Here are a few examples:
- Once touted by the Federal Communications Commission as an example of the potential for community broadband, Bristol Virginia Utilities’ OptiNet was later sold to a private provider after mismanagement and corruption led to huge taxpayer losses. After private company Sunset Digital bought the failed network it began an expansion project to service several surrounding counties in southern Virginia.
- Lake Connections in Lake County, Minnesota, was sold for just $8.4 million to a private provider in 2019 despite more than $80 million in federal and local taxpayer money being sunk into the project. Ironically, the Lake County Board of Commissioners sought to sell its government network because it felt a private provider could do a better job of hooking up eager customers sooner.
- Voters in Salisbury, North Carolina, chose overwhelmingly (81 percent) in May 2018 to lease the city’s failing municipal network Fibrant to the private Hotwire Communications. The network never met subscriber goals of 30 percent of residents. The shortfall resulted in the city borrowing money from its water and sewer reserves to pay operating expenses. Salisbury had been losing about $3 million per year operating Fibrant before the lease. Combining the initial bond for construction and the loan from the reserve, Salisbury borrowed around $40 million for Fibrant, and still owes about $32 million. Revenue from Fibrant was so meager for so many years that Salisbury was just paying interest on the loans and not any principal.

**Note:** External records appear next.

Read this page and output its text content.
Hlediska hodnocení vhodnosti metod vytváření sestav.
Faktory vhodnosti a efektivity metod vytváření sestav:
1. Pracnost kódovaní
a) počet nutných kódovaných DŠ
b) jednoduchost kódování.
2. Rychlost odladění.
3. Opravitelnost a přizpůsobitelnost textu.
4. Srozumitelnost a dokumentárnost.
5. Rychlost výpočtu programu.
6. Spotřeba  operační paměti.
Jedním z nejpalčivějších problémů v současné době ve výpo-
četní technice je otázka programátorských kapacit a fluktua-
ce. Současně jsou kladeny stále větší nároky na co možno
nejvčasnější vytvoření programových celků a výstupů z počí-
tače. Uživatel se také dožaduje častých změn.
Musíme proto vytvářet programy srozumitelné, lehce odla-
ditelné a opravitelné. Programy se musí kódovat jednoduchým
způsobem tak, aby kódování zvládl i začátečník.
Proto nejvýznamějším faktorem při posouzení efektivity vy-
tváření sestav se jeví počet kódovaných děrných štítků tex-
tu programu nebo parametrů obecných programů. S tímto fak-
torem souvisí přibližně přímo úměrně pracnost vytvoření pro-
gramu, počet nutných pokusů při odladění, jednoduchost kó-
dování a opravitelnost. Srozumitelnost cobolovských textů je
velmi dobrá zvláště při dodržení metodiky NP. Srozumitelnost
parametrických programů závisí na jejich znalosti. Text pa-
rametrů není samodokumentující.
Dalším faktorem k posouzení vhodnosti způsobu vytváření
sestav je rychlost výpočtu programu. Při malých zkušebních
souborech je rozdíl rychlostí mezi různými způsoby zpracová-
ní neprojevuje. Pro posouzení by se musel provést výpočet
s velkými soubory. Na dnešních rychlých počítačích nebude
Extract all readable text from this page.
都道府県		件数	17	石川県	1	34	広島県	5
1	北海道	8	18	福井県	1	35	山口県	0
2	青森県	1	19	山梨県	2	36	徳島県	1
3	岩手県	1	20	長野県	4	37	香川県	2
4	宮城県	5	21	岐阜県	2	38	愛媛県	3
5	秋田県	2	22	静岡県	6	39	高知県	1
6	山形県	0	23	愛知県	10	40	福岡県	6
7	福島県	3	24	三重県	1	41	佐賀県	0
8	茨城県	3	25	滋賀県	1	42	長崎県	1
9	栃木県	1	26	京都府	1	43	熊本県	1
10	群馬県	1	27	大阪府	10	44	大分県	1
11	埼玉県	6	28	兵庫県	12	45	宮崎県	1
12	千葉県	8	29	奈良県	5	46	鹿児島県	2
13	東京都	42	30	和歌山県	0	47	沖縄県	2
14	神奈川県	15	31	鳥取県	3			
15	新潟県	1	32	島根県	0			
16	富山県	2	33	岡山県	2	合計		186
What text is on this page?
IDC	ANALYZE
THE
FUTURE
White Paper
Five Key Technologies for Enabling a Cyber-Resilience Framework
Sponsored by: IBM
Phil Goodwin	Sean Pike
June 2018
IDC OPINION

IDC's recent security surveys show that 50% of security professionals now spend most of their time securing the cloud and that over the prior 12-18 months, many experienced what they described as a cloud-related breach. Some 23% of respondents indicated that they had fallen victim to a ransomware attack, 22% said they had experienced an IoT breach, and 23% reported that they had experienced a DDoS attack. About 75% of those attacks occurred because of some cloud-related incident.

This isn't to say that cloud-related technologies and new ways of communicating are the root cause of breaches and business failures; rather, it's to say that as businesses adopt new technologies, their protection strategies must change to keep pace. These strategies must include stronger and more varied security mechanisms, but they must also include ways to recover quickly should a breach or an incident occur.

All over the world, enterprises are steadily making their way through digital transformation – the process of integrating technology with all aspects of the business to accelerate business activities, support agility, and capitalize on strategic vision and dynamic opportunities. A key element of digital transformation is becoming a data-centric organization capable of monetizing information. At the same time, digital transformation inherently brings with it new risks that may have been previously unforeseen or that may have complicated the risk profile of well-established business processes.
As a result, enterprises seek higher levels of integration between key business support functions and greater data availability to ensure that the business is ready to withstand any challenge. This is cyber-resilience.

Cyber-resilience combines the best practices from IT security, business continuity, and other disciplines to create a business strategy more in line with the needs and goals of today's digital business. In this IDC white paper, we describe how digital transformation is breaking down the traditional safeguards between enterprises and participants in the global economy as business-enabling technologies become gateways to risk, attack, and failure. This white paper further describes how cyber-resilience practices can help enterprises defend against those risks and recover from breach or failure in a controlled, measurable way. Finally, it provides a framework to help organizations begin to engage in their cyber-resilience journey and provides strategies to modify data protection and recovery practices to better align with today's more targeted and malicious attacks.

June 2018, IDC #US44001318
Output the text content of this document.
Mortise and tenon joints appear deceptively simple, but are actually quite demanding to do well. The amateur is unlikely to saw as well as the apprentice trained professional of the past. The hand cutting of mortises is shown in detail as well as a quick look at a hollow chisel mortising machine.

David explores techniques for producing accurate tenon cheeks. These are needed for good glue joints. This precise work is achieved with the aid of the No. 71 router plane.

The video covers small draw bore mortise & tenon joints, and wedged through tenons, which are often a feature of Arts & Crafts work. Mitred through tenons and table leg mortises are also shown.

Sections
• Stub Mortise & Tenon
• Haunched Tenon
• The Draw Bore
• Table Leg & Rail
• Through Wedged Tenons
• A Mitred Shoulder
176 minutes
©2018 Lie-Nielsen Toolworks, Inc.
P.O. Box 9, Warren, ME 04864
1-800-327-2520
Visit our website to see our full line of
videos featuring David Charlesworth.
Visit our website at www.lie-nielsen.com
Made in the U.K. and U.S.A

- The ambitious statewide middle-mile fiber project known as Kentucky Wired has been notoriously over budget and behind schedule. It only began servicing its first customers (through providers connecting the last mile to home and businesses) last year although the project was supposed to be completed by 2019. Kentucky Auditor Mike Harmon’s staff found that the project had shifted the costs of the project onto Kentucky taxpayers, putting them on the hook for $1.5 billion to pay for the project when the initial public investment was supposed to be about $30 million. Australian-based Macquarie Infrastructure Developments LLC and a consortium of contractors were originally supposed to bear most of the debt, but state officials decided to take advantage of tax-exempt bonds by creating the nonprofit Kentucky Wired Infrastructure Company. That effort to reduce costs to state taxpayers will likely result in them paying more after the project was unable to capture federal E-rate funds to connect public schools, money that was supposed to pay for a large portion of KentuckyWired.
- Leaders in Traverse City, Michigan, moved forward with plans to build their own network even though the city already had several providers. After the project found it tough to capture customers, bureaucrats found loopholes in state law to apply for federal subsidies.
The follies of government broadband has fortunately led to changes in state laws to limit the malfeasance. Some states have implemented regulations that limit or forbid such projects.
In Michigan, a lawmaker introduced a bill this session to establish rules for how previously appropriated federal broadband money is spent, including prohibiting government-owned networks from receiving the funds and ensuring that the money goes to private providers expanding in unserved areas. Better that money go to rural Michigan than an overbuild in Traverse City.
This year, several state legislatures are discussing utility pole attachments. This is an attempt to ease access for providers by preventing pole owners from overcharging for broadband equipment attachment – which leads to an increase in the digital divide when projects become too costly due to the money grab.
As state and federal leaders discuss broadband access and affordability, they should focus on the root of the problem: unnecessary red tape that makes broadband projects in sparsely populated areas too costly. By reducing regulations, government officials can help close the digital divide.